No WAY would I allow my son to pet a tiger. And I've seen people strap on those electric fence doodads and run right through (yelping, to be sure, but right on through).

When I used to go deer hunting, I ended up in the woods at dawn one day, and as the sun came up, I spotted a cougar about 50 yards from me, just kind of sitting there watching me, like he was casually deciding whether or not I was good to eat. For one, these cats are BIG, a lot bigger than they seem in the zoo. That might be an effect of not having any bars between you and it, but nevertheless. For another, they are FAST. 50 yards is about three steps. Further, they look (and probably are) extremely competent at kicking your hairless-ape ass. I had a full loadout of three slugs, and I was *petrified* the thing was going to come at me.

Eventually, it just sorta ambled off (apparently I landed in either the "not good to eat" or "not worth the bother of killing" categories), at which point I breathed a colossal sigh of relief and changed my pants. And that was just a cougar! A tiger?? To be honest, I'm sorta surprised someone didn't try to kill it. If I saw a tiger wandering around in my neighborhood? I'd be on the roof with a shotgun and all my ammo, trying to waste the sucker before it ate any of the locals.

They had some chimps get loose around here a couple months back, and a 17 year old kid killed one. There was a lot of hoopla, but bottom line? Sensible kid. A chimp is 4x stronger than a human, and can rip your arms clean off. Tigers are a wee bit more dangerous than that.
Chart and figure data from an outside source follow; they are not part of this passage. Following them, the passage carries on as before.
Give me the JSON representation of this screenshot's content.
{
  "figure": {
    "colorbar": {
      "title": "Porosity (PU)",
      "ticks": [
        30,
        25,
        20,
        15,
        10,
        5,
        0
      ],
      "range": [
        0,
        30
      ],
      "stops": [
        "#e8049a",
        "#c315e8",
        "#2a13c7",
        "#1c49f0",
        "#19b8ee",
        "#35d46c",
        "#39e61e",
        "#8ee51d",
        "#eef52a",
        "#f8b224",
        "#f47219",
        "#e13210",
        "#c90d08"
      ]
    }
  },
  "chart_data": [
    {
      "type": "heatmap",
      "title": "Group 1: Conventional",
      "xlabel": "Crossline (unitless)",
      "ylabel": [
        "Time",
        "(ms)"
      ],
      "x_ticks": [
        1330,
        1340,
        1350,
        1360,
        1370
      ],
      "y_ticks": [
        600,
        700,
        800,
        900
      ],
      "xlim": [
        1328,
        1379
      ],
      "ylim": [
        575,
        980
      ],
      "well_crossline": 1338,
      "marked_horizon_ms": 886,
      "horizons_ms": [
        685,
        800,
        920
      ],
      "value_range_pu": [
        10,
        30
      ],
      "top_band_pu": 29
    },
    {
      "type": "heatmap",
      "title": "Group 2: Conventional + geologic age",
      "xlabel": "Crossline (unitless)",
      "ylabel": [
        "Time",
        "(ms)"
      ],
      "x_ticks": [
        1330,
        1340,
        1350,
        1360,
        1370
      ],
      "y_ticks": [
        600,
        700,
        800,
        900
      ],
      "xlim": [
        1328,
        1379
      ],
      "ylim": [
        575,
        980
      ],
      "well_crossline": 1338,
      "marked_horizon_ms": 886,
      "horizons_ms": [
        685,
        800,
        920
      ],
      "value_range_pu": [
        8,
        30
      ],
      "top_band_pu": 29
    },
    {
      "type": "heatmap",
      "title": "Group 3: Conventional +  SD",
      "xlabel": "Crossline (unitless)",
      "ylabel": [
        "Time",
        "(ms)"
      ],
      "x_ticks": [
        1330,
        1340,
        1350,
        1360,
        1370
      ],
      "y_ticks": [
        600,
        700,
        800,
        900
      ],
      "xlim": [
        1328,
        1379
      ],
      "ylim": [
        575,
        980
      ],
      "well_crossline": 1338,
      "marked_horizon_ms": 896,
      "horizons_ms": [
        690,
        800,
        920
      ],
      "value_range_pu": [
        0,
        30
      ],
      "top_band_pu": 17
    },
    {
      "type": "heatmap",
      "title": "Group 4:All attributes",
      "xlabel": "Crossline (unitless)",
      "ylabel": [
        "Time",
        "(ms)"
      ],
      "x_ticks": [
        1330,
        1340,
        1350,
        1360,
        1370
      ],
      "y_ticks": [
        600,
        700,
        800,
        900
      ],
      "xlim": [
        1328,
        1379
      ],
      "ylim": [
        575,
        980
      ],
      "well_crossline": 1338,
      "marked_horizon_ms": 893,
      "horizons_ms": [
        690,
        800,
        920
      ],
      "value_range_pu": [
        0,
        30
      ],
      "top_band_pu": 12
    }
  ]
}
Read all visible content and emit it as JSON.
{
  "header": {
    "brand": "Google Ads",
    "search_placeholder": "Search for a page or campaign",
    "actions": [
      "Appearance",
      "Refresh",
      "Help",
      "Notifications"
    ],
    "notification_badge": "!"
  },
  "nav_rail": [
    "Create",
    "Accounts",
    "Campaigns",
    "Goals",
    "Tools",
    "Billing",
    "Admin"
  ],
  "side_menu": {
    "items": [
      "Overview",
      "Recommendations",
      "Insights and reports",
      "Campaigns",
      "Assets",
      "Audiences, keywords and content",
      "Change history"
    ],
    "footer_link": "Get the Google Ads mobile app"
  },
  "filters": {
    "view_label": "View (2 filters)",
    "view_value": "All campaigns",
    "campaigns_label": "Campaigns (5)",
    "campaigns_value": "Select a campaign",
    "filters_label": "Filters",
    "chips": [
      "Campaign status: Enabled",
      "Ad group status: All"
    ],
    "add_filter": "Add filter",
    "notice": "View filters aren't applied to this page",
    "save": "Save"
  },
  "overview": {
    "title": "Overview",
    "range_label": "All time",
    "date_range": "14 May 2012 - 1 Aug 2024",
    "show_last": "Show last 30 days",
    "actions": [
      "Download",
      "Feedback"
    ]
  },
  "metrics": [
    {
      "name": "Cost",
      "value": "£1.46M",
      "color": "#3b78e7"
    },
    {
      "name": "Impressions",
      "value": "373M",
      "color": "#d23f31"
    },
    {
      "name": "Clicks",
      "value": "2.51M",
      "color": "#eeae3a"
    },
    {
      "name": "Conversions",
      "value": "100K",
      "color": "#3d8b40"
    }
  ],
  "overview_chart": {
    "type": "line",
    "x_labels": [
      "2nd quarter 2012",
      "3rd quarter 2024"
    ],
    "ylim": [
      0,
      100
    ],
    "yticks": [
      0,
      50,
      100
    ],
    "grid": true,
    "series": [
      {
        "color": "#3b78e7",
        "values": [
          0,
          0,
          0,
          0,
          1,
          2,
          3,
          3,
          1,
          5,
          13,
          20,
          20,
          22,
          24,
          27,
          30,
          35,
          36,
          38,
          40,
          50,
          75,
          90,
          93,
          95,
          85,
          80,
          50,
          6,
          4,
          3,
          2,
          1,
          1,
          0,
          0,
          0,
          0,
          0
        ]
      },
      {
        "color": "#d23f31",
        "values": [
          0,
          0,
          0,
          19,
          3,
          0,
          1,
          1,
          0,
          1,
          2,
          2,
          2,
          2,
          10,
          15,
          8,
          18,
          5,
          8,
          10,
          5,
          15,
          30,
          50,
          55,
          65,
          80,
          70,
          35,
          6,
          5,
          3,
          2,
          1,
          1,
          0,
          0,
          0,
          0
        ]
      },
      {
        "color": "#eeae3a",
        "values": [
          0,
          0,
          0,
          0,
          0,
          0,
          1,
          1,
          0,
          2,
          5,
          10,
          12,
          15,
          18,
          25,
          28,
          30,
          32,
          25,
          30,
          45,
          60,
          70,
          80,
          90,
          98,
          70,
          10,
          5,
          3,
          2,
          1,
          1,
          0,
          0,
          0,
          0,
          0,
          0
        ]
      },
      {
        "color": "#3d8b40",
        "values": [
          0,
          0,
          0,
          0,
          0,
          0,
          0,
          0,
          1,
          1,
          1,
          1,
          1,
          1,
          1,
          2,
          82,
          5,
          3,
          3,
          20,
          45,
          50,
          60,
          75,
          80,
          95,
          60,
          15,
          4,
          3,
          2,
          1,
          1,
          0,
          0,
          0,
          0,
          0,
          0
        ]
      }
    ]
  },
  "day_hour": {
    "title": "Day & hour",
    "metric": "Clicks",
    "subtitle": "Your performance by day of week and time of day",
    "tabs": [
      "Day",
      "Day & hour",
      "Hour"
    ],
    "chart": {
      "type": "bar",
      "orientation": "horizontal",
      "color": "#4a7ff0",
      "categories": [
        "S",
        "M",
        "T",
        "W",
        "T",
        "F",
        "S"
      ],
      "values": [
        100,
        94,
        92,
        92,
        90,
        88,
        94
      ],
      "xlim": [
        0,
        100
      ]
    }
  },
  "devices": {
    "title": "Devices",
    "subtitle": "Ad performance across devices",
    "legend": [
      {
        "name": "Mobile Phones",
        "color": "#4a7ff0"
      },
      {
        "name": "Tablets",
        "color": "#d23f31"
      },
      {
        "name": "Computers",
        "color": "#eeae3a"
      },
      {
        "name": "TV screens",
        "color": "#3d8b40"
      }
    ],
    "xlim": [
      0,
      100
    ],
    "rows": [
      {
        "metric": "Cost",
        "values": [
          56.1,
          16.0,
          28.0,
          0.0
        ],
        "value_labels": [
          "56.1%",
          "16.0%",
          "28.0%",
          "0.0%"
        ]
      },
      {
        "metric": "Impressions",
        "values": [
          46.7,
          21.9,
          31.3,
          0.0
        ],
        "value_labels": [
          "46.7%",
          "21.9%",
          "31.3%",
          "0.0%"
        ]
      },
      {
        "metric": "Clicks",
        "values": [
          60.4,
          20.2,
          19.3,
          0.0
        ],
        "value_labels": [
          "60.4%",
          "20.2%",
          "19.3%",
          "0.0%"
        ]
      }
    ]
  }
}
People who live near children and don't know what the f**k they're doing should not own tigers. I don't care how goddamned friendly they are, or how much you think you can "control" your tiger. Think!
posted by UncleFes at 12:36 PM on April 11, 2002


I once worked for a guy who had a pet Lion. He kept it out in the country in a nice big everything-according-to-the-law pen. Some of my coworkers (male and not bright) used to go out to feed and play with it. As far as I know the owner finally decided the cat was too expensive to feed and donated him to a zoo.

On the other end of the spectrum is a fellow I knew as a child who owned wild cats. I could tell lots of stories about this guy, but I'll stay on topic. One of the cats got loose, and was found by the state troopers 2 weeks later stalking its owner. Friendly fellow, eh?

Now then. Even a fairly good sized housecat likes to RUN and needs some room to do it. So, um, yeah. I'm not particularly in favor of Joe Homeowner having a Big Cat around the house.
posted by ilsa at 12:59 PM on April 11, 2002


dejah420, I'm sympathetic to the libertarian angle of letting somebody do whatever the hell they want to in their own yard -- on the surface, that sounds like a reasonable argument. But on the other hand,
  • this is a residential neighborhood full of pets and little kids (wasn't there also a school nearby?) rather than a multi-hundred-acre game preserve
  • that guy didn't exactly strike me as Marlin Perkins when it came to understanding the risks of large predators ("I like to live on the wild side" is not an endorsement for responsible attitude toward 500-lb. carnivores), and
  • as for the electric fence, I have two words: Power failure. (Any fence sufficient to deter an animal that size constitutes a risk to small children.)
posted by alumshubby at 3:02 PM on April 11, 2002


It's the sheer idiocy of being pleased that the animal is well socialised and friendly to humans that blows my mind.

A 500lb predator that is not scared of people - a fabulous addition to any household!

This isn't a dog we're talking about here, that can be taught its place in a dominance hierarchy. This is an asocial carnivore with bugger-all built in restraints on its behaviour.

At my local zoo, where there are several Sumatran tigers, the keepers do not enter the tiger enclosure ever, except for a veterinary emergency, because the risk of a tiger deciding to see what you taste like, or maybe just taking a swipe because you're an irritating ape, is too great.